Batchelor fiercely denied that he had profited unduly from his time at York but said: "Look, I'm a businessman. That means I have to make a profit from what I do. And that includes football. I know people find that hard to take because they think football is a community asset. It is, but it doesn't stand a chance if it can't make a profit." The club are losing an estimated £20,000 per week. "Even if I had put another £200,000 in, that would have been lost."
On Thursday Craig announced that York can stay at Bootham Crescent beyond next June, the limit agreed with Batchelor, on the condition they set a strict timetable to upgrade and then move to York's Huntington Stadium. That has not exactly been embraced as an act of generosity by supporters still outraged at the transfer of the ground to BCH by Craig and three other directors, Colin Webb, John Quickfall and the former 1970s playing hero, Barry Swallow. It was done in 1999 specifically to bypass a longstanding Football Association rule designed to prevent shareholders profiting from the sale of a ground when a club goes bust.

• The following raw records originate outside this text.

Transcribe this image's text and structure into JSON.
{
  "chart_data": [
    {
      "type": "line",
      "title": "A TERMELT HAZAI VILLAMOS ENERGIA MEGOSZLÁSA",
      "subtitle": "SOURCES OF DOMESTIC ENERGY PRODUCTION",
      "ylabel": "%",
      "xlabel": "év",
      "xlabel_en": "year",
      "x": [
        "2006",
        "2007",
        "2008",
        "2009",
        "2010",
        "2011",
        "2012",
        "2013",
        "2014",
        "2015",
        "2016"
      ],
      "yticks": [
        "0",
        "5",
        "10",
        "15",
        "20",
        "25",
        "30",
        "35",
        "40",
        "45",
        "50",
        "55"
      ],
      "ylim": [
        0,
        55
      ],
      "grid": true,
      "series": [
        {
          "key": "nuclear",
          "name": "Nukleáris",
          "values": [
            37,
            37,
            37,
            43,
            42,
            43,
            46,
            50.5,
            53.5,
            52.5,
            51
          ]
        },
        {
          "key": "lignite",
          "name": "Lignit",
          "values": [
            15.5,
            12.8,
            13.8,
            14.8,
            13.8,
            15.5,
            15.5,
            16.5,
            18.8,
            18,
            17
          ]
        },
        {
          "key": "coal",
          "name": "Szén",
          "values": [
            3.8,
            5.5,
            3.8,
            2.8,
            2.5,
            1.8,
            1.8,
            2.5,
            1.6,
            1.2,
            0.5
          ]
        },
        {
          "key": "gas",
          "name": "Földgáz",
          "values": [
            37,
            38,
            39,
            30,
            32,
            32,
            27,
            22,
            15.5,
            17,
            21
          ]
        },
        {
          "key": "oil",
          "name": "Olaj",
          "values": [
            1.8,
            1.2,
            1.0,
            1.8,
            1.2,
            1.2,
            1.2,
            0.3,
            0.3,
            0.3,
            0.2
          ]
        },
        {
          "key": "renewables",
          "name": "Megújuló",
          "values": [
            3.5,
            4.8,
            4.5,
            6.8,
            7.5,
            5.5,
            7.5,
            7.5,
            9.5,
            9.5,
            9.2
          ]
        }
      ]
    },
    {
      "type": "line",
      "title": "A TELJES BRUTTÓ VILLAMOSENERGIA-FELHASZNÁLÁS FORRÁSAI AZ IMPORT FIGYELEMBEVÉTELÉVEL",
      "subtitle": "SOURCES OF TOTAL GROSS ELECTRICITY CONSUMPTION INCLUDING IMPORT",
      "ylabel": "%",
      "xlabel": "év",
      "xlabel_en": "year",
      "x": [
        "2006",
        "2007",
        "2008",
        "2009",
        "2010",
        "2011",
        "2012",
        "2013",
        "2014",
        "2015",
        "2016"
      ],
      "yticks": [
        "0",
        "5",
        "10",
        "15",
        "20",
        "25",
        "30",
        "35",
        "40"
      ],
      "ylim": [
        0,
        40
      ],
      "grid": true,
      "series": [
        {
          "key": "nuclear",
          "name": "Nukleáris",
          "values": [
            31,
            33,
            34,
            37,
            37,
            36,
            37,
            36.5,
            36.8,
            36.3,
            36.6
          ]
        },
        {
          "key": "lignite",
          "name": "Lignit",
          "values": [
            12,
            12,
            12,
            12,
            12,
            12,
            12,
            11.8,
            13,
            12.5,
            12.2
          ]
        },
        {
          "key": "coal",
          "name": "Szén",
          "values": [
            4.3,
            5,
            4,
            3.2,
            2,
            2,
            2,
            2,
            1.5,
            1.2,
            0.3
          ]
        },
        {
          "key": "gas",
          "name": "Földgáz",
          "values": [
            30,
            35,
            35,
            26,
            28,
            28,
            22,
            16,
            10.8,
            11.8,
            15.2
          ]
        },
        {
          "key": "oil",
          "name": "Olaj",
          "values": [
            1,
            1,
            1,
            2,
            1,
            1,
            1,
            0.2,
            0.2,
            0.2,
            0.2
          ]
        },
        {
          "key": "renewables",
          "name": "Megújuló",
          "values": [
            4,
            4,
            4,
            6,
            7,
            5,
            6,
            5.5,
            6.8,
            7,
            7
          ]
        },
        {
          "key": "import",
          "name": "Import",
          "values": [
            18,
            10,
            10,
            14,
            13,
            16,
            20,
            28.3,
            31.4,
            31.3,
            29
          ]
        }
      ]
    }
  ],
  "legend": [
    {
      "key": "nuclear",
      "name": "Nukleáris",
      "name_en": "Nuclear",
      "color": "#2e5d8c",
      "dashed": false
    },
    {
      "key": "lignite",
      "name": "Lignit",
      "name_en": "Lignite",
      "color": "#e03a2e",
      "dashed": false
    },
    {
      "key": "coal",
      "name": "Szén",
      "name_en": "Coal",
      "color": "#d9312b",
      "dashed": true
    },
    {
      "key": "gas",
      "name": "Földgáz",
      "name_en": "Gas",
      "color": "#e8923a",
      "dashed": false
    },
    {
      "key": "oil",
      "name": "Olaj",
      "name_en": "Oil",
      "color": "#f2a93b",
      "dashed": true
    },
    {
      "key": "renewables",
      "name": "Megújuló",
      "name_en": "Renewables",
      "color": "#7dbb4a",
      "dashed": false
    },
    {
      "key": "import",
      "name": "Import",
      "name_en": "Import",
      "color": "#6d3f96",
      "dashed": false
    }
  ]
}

Land Registry records show that BCH paid only £165,890 to the club for the ground, and were then given a 25 year lease. Earlier this year that lease was cancelled and replaced by a tenancy to the end of this season.
One small BCH shareholder, David Rusholme, has called for others to join together in a campaign against the transfer. This will join the Supporters' Trust and a Friends of Bootham Crescent campaigning group, all embodying a depth of support and strength of feeling which shows that the fans will not allow this beleaguered football club to die without a fight.